Las sonrisas más grandes las he visto en la cara de los niños con parálisis cerebral. Los abrazos más sentidos, los de un niño o una niña con síndrome de Down. Las miradas más compasivas, las de los padres de una niña con grave discapacidad intelectual…. Sí. También he visto lágrimas en unos cuantos rostros, pero muchas menos de las que seguro que brotan de sus ojos –su propia dignidad y un sano pudor las ocultan–, en la mayoría de ocasiones no por las acciones de sus hijas o de sus hijos. La mayor parte de las veces, por la incomprensión de aquellos que no tienen ninguna limitación, incluidos quienes trabajamos por su salud. Incluso alguna mirada juzgadora que reprocha su existencia. Son los padres de esos hijos, tantas veces con vidas muy recortadas, los que me siguen llamando en Navidad para felicitarme las fiestas o para preguntar cómo estoy o cómo están los míos.

Cada vez me ratifico más al pensar que esos niños sí que son afortunados. No les falta lo más importante y lo único que no se puede comprar: el cariño, el amor. La peor enfermedad es que nadie te quiera. Que no le importes a nadie. Lamentablemente, eso se ve en primer plano cuando ingresa en el hospital un niño maltratado.

Llega el tiempo de la Navidad y de regalos. Hay presentes de carne y hueso a los que siempre tenemos entre nosotros. Paremos. Miremos. Ellas y ellos ponen en tensión a la sociedad y la aquilatan en su justa medida. Esas personas y sus familias llevan también etiqueta: “frágil”, “manejar con cuidado”. Y, aunque no lo parezcan, son nuestro mejor tesoro.

El Dr. José Manuel Moreno Villares es director del Departamento de Pediatría de la Clínica Universidad de Navarra (CUN).

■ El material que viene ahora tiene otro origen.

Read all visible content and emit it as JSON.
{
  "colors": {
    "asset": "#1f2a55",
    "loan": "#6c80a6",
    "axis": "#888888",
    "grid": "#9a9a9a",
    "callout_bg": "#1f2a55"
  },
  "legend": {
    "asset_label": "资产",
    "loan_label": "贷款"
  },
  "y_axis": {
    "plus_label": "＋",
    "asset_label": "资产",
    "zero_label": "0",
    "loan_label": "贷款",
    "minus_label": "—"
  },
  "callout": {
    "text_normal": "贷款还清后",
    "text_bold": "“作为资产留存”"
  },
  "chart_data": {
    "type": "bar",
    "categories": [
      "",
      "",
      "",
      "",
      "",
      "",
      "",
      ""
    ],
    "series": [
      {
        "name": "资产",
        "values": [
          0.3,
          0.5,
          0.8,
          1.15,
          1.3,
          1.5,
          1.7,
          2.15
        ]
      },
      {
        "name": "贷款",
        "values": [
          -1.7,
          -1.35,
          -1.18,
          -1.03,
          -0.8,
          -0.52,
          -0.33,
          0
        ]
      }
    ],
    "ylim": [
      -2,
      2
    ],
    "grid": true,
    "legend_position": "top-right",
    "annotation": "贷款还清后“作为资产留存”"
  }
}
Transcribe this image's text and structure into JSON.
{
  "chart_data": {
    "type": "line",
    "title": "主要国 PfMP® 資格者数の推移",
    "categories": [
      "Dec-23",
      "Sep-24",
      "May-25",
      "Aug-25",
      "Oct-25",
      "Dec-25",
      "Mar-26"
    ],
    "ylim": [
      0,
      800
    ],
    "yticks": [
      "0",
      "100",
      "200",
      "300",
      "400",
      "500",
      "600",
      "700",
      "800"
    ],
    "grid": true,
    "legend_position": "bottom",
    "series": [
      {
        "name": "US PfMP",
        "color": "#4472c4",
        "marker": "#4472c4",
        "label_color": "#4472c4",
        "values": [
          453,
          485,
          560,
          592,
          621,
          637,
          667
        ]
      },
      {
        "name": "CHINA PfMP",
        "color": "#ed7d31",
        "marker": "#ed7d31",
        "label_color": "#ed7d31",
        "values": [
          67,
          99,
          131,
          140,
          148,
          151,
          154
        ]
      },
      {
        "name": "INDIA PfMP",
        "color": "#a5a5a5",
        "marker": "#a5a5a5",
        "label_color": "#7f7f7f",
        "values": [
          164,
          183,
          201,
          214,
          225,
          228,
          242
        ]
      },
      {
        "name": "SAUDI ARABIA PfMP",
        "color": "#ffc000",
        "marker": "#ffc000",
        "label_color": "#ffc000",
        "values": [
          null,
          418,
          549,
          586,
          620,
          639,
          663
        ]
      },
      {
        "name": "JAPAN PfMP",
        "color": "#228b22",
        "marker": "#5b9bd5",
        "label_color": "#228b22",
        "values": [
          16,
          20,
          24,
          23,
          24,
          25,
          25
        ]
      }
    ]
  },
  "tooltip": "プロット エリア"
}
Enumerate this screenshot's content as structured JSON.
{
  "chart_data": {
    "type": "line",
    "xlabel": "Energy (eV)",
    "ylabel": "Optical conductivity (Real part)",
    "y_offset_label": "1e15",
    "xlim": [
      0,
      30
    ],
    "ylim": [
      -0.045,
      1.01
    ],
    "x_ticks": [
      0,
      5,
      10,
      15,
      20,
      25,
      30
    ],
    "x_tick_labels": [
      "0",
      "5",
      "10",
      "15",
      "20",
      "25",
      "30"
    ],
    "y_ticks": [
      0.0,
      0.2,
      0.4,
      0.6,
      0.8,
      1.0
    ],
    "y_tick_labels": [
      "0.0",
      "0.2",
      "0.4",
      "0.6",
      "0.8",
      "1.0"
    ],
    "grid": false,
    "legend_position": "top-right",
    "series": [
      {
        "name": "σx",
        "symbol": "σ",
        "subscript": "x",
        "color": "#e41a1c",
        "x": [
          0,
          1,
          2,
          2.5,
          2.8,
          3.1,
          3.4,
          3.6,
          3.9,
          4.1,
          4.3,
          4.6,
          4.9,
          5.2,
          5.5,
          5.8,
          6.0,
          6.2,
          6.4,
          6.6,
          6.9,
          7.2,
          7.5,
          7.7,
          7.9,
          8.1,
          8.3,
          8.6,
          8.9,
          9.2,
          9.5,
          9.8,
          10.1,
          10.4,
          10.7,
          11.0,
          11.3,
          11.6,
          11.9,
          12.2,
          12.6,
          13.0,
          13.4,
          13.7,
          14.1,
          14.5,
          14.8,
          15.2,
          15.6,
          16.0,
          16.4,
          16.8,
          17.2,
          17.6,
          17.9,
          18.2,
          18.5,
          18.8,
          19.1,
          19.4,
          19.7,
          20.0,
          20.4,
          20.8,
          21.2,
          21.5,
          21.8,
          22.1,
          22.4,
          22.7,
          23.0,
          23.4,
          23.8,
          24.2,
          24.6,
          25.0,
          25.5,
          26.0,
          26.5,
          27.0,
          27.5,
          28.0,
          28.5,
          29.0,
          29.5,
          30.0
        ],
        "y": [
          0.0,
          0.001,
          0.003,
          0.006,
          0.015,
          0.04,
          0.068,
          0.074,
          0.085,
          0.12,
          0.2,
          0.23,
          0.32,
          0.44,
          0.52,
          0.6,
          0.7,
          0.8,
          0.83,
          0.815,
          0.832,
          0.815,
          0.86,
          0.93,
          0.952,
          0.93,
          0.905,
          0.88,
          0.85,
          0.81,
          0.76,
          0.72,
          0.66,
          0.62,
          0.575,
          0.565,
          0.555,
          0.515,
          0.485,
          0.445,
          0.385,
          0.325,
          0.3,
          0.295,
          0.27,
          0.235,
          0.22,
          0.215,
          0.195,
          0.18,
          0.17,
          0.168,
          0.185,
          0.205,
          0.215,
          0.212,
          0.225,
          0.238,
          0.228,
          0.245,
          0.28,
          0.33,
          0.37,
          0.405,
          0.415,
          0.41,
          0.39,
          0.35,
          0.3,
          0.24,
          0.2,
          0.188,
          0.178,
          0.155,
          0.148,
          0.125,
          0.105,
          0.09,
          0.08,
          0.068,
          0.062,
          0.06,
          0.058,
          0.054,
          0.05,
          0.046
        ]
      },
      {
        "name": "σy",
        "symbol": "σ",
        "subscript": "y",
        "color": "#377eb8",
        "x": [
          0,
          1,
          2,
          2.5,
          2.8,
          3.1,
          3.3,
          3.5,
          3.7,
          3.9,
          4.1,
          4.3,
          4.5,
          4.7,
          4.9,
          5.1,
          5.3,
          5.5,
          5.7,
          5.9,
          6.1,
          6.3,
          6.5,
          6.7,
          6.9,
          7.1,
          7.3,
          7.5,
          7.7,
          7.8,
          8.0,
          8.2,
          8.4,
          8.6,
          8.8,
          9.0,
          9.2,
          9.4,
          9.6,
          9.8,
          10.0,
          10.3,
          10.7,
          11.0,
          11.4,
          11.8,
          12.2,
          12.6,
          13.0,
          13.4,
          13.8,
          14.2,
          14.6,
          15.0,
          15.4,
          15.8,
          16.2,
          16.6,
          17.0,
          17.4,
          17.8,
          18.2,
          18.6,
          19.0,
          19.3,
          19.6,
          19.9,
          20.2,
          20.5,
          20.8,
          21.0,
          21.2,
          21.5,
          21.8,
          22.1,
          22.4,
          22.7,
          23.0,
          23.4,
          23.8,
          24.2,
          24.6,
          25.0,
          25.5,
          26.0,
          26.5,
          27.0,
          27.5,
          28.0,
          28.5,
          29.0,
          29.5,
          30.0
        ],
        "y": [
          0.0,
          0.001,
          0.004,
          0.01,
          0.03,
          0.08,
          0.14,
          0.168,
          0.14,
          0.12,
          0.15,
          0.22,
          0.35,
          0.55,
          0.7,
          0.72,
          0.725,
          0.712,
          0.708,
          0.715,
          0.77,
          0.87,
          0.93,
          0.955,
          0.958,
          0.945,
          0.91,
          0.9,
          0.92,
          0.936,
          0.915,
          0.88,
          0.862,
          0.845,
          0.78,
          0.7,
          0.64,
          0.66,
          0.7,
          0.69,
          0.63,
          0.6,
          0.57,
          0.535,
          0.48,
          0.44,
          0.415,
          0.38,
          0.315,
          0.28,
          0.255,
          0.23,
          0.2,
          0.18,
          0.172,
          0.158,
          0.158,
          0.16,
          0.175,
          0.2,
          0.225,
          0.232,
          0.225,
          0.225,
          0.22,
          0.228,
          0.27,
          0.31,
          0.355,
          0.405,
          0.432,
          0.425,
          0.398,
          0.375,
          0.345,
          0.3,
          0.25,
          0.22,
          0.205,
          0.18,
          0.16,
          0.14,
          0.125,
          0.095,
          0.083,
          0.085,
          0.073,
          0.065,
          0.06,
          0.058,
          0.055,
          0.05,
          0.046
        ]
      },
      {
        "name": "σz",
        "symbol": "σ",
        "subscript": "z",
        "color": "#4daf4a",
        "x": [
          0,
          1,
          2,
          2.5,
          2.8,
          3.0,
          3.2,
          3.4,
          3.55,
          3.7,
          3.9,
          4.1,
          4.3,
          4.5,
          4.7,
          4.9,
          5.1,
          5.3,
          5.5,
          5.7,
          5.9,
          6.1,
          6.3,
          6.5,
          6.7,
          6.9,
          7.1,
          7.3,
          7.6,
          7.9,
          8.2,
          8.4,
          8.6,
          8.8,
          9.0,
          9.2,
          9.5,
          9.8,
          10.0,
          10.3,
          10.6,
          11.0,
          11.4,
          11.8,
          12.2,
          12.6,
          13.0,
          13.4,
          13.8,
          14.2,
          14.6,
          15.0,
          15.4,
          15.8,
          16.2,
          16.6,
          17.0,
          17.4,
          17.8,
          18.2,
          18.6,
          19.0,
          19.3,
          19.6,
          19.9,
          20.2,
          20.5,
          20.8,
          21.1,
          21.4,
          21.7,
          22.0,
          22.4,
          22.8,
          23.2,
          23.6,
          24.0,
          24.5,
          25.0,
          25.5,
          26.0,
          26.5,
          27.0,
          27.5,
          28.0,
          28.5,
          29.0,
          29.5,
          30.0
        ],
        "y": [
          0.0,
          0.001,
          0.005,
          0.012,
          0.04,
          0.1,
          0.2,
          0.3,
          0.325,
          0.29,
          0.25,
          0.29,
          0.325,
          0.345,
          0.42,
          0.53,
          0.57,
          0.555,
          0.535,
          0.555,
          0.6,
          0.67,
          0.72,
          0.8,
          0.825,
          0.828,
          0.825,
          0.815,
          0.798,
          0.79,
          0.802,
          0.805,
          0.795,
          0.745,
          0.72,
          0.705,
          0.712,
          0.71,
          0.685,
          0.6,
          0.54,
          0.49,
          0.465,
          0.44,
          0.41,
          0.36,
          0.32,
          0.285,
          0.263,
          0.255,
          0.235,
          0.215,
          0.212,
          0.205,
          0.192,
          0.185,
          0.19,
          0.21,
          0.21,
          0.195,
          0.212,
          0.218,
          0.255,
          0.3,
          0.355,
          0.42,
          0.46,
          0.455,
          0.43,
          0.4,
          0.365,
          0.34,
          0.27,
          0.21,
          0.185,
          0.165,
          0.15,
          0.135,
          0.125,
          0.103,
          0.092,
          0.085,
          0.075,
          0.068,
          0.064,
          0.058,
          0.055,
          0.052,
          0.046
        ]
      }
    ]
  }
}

Nunca hemos encontrado la palabra adecuada para definir a aquellas personas que presentan –nunca por elección propia– una limitación en una o en muchas capacidades, sea lo que fuere “tener capacidades”. En un afán por no usar palabras que puedan herir, en ocasiones los hemos hecho invisibles. Y, sin embargo, son la realidad más palpable que viven ¡todos los días! muchos de nuestros congéneres y sus familias.